Overview of the most interesting materials on data analysis and machine learning №13 (September 8 - 14, 2014)
I present to you the next issue of the review of the most interesting materials on the topic of data analysis and machine learning. In this release, there are a lot of interesting examples using the R and Python programming languages. There are also some interesting articles on machine learning competitions. Quite a lot of materials that will be interesting to beginners in the topic of data analysis and machine learning. Traditionally, a number of materials are devoted to the topic of Data Engineering.
Time series classification: KNN and DTW The author gives an example of time series classification using K Nearest Neighbors & Dynamic Time Warping. The examples are implemented using the Python programming language.
Machine Learning Cheat Sheet I met a very interesting document on the machine learning crib, which will help to quickly refresh knowledge on the subject.
Visual evidence that neural networks can calculate any function I have already mentioned the draft version of the book “Neural Networks and Deep Learning”, in this case it is a chapter from a book that seemed to me very curious, called “A visual proof that you can compute any function”.
Bike Sharing Demand on Kaggle: sample code I want to give a small simple example of a code from a Kaggle machine learning competition called Bike Sharing Demand, in which participants are invited to predict the hourly quantitative need for bicycles at rental locations in Washington, DC
K-Medium Image Clustering A small illustrative example of the use of k-means clustering (k-means clustering) in relation to the image. The example uses the programming language R.

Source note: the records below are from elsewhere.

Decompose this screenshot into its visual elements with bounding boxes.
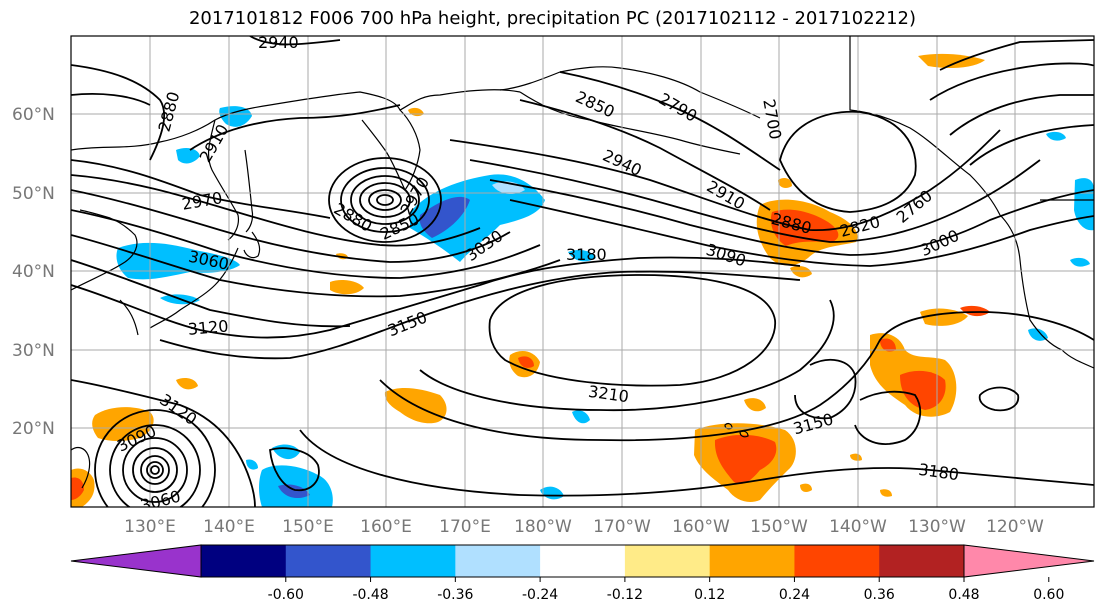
colorbar-swatch [201, 545, 287, 577]
height-contours [71, 36, 1094, 507]
colorbar-tick-label: -0.48 [352, 587, 388, 601]
precip-negative-kuril-north [219, 106, 252, 127]
lat-label-40n: 40°N [12, 262, 55, 282]
lon-label: 160°W [672, 517, 730, 537]
contour-label: 3120 [187, 316, 229, 338]
lon-label: 150°W [750, 517, 808, 537]
colorbar-tick-label: -0.12 [607, 587, 643, 601]
lat-label-50n: 50°N [12, 184, 55, 204]
colorbar-tick-label: 0.48 [948, 587, 979, 601]
lon-label: 150°E [282, 517, 334, 537]
contour-label: 2940 [258, 33, 299, 52]
lat-label-60n: 60°N [12, 105, 55, 125]
colorbar-tick-label: 0.24 [779, 587, 810, 601]
colorbar-swatch [455, 545, 541, 577]
longitude-labels: 130°E 140°E 150°E 160°E 170°E 180°W 170°… [124, 517, 1044, 537]
lat-label-20n: 20°N [12, 419, 55, 439]
map-title: 2017101812 F006 700 hPa height, precipit… [188, 8, 917, 29]
colorbar-outline [200, 544, 965, 578]
precip-negative-japan-north [116, 242, 240, 280]
colorbar-tick-label: 0.12 [694, 587, 725, 601]
colorbar-swatch [370, 545, 456, 577]
lon-label: 130°E [124, 517, 176, 537]
lon-label: 170°W [593, 517, 651, 537]
colorbar-swatch [879, 545, 965, 577]
lon-label: 140°W [829, 517, 887, 537]
colorbar-swatch [794, 545, 880, 577]
lon-label: 180°W [514, 517, 572, 537]
colorbar-tick-label: -0.24 [522, 587, 558, 601]
colorbar-swatch [540, 545, 626, 577]
lon-label: 120°W [986, 517, 1044, 537]
lon-label: 140°E [203, 517, 255, 537]
lat-label-30n: 30°N [12, 341, 55, 361]
map-frame [70, 35, 1095, 508]
colorbar-tick-label: -0.36 [437, 587, 473, 601]
colorbar-extension-high [963, 544, 1095, 578]
colorbar-swatch [285, 545, 372, 577]
latitude-labels: 60°N 50°N 40°N 30°N 20°N [12, 105, 55, 439]
contour-label: 3180 [566, 245, 607, 264]
colorbar-tick-label: 0.60 [1033, 587, 1064, 601]
colorbar-tick-label: 0.36 [864, 587, 895, 601]
colorbar-tick-label: -0.60 [268, 587, 304, 601]
lon-label: 160°E [360, 517, 412, 537]
precip-shading [71, 53, 1094, 507]
colorbar-swatch [709, 545, 795, 577]
colorbar: -0.60 -0.48 -0.36 -0.24 -0.12 0.12 0.24 0.36 0.4… [70, 544, 1095, 601]
lon-label: 130°W [908, 517, 966, 537]
colorbar-swatch [624, 545, 711, 577]
precip-negative-kamchatka-core [419, 196, 470, 238]
colorbar-extension-low [70, 544, 202, 578]
lon-label: 170°E [439, 517, 491, 537]
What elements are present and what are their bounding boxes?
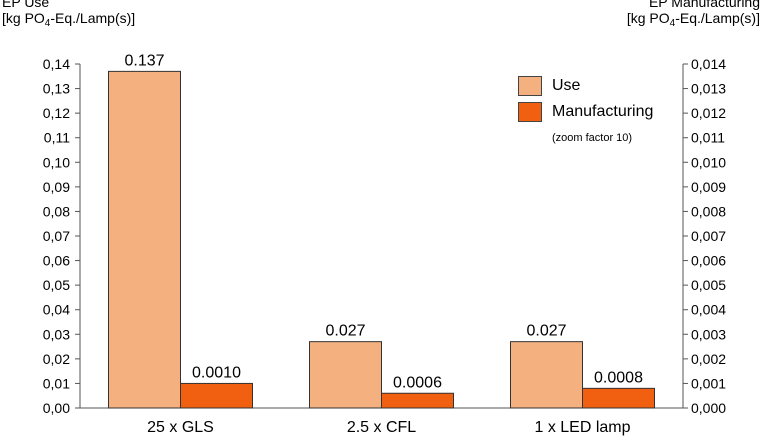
left-axis-title: EP Use [kg PO4-Eq./Lamp(s)]	[2, 0, 135, 32]
left-tick-label: 0,09	[43, 179, 70, 195]
left-tick-label: 0,02	[43, 351, 70, 367]
right-tick-label: 0,008	[691, 203, 726, 219]
left-tick-label: 0,06	[43, 253, 70, 269]
data-label-manufacturing-1: 0.0006	[393, 374, 442, 391]
right-tick-label: 0,013	[691, 81, 726, 97]
left-tick-label: 0,00	[43, 400, 70, 416]
left-tick-label: 0,07	[43, 228, 70, 244]
left-tick-label: 0,11	[44, 130, 70, 146]
right-axis-title-line2: [kg PO4-Eq./Lamp(s)]	[626, 10, 760, 29]
left-tick-label: 0,14	[43, 56, 70, 72]
category-label: 25 x GLS	[147, 419, 214, 436]
data-label-use-1: 0.027	[325, 323, 365, 340]
bar-manufacturing-1	[381, 392, 454, 409]
data-label-manufacturing-2: 0.0008	[594, 369, 643, 386]
right-tick-label: 0,012	[691, 105, 726, 121]
left-tick-label: 0,08	[43, 203, 70, 219]
bar-use-2	[510, 341, 583, 409]
right-tick-label: 0,004	[691, 302, 726, 318]
bar-manufacturing-2	[582, 387, 655, 409]
right-tick-label: 0,003	[691, 326, 726, 342]
right-tick-label: 0,014	[691, 56, 726, 72]
category-label: 2.5 x CFL	[347, 419, 416, 436]
left-tick-label: 0,10	[43, 154, 70, 170]
right-tick-label: 0,009	[691, 179, 726, 195]
data-label-manufacturing-0: 0.0010	[192, 364, 241, 381]
right-axis-title: EP Manufacturing [kg PO4-Eq./Lamp(s)]	[627, 0, 760, 32]
legend-swatch-manufacturing	[518, 102, 542, 122]
left-tick-label: 0,12	[43, 105, 70, 121]
left-tick-label: 0,01	[43, 375, 70, 391]
legend-label-use: Use	[552, 77, 581, 94]
left-tick-label: 0,13	[43, 81, 70, 97]
data-label-use-2: 0.027	[526, 323, 566, 340]
legend-swatch-use	[518, 76, 542, 96]
right-tick-label: 0,011	[691, 130, 725, 146]
data-label-use-0: 0.137	[124, 52, 164, 69]
right-tick-label: 0,001	[691, 375, 726, 391]
left-tick-label: 0,04	[43, 302, 70, 318]
right-tick-label: 0,005	[691, 277, 726, 293]
right-axis-title-line1: EP Manufacturing	[648, 0, 760, 10]
left-axis-title-line1: EP Use	[2, 0, 50, 10]
left-tick-label: 0,05	[43, 277, 70, 293]
bar-manufacturing-0	[180, 382, 253, 409]
right-tick-label: 0,010	[691, 154, 726, 170]
legend-note: (zoom factor 10)	[552, 132, 633, 144]
right-tick-label: 0,006	[691, 253, 726, 269]
legend-label-manufacturing: Manufacturing	[552, 103, 654, 120]
category-label: 1 x LED lamp	[534, 419, 630, 436]
right-tick-label: 0,000	[691, 400, 726, 416]
left-axis-title-line2: [kg PO4-Eq./Lamp(s)]	[2, 10, 136, 29]
right-tick-label: 0,002	[691, 351, 726, 367]
right-tick-label: 0,007	[691, 228, 726, 244]
bar-use-0	[108, 70, 181, 409]
left-tick-label: 0,03	[43, 326, 70, 342]
bar-use-1	[309, 341, 382, 409]
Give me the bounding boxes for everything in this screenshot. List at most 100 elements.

Building a spam filter on R A fairly simple example of code for building a spam filter using the R programming language, as well as using the Caret machine learning library and learning using the support vector machine (SVM).
From hemp to trees and forests Another article from the blog Microsoft Technet Machine Learning Blog. This time, Chris Burges speaks in a rather simple language about decision trees.
Apache Kafka Introduction This article from the Cloudera blog is an introduction to Apache Kafka distributed messaging system.
Online course "KIx: KIexploRx Explore Statistics with R" For the first time, edX started a course called edIX: KIexploRx Explore Statistics with R. The course will be primarily interesting to those who want to get acquainted with the programming language R and its practical application.
Efficient indexing in MongoDB 2.6 A small article telling how to properly use indexing in the MongoDB NoSQL database, including new indexing features that appeared in version 2.6.
Video lectures from the “Learning From Data” course On September 25, a new session of the very popular online course will begin with edX “Learning From Data” by the California Institute of Technology and Professor Yaser Abu-Mostafa as the main instructor. But now the complete set of video lectures and practical tasks is available.
How data centers work The description of the work of data centers in the United States, presented in the form of visual infographics.
High Performance Material Review Weekly digest of the most interesting materials on high performance from the popular HighScalability portal.
180 top bloggers A list of the top 180 Data Science bloggers proposed by DataScienceCentral.
Top Big Data Sites A list of 6 Big Data resources that may be of interest to big data specialists, although most of you already know most of the resources.
Introduction to Big Data Architecture This article from the Cloudera blog is a good introduction to the Big Data architecture topic and a description of what the Big Data Engineer does.
Sample forecasting on R A small example of using the R programming language for forecasting from the Global Energy Forecasting Competition 2014 machine learning competition.
Data Mining News A small list of interesting resources on Data Mining on September 10.
The best materials of the month List of the best articles of the month on the topic of data analysis on the version of the popular DataScienceCentral portal.
The third annual Russian AI Cup championship has begun. According to the Mail.Ru Group's blog on Habrahabr, the third annual Russian AI Cup championship called “CodeHockey” began. Last year I reached the finals of CodeTroopers and in general it was quite interesting, although very time-consuming. This year I also plan to try my hand at this competition.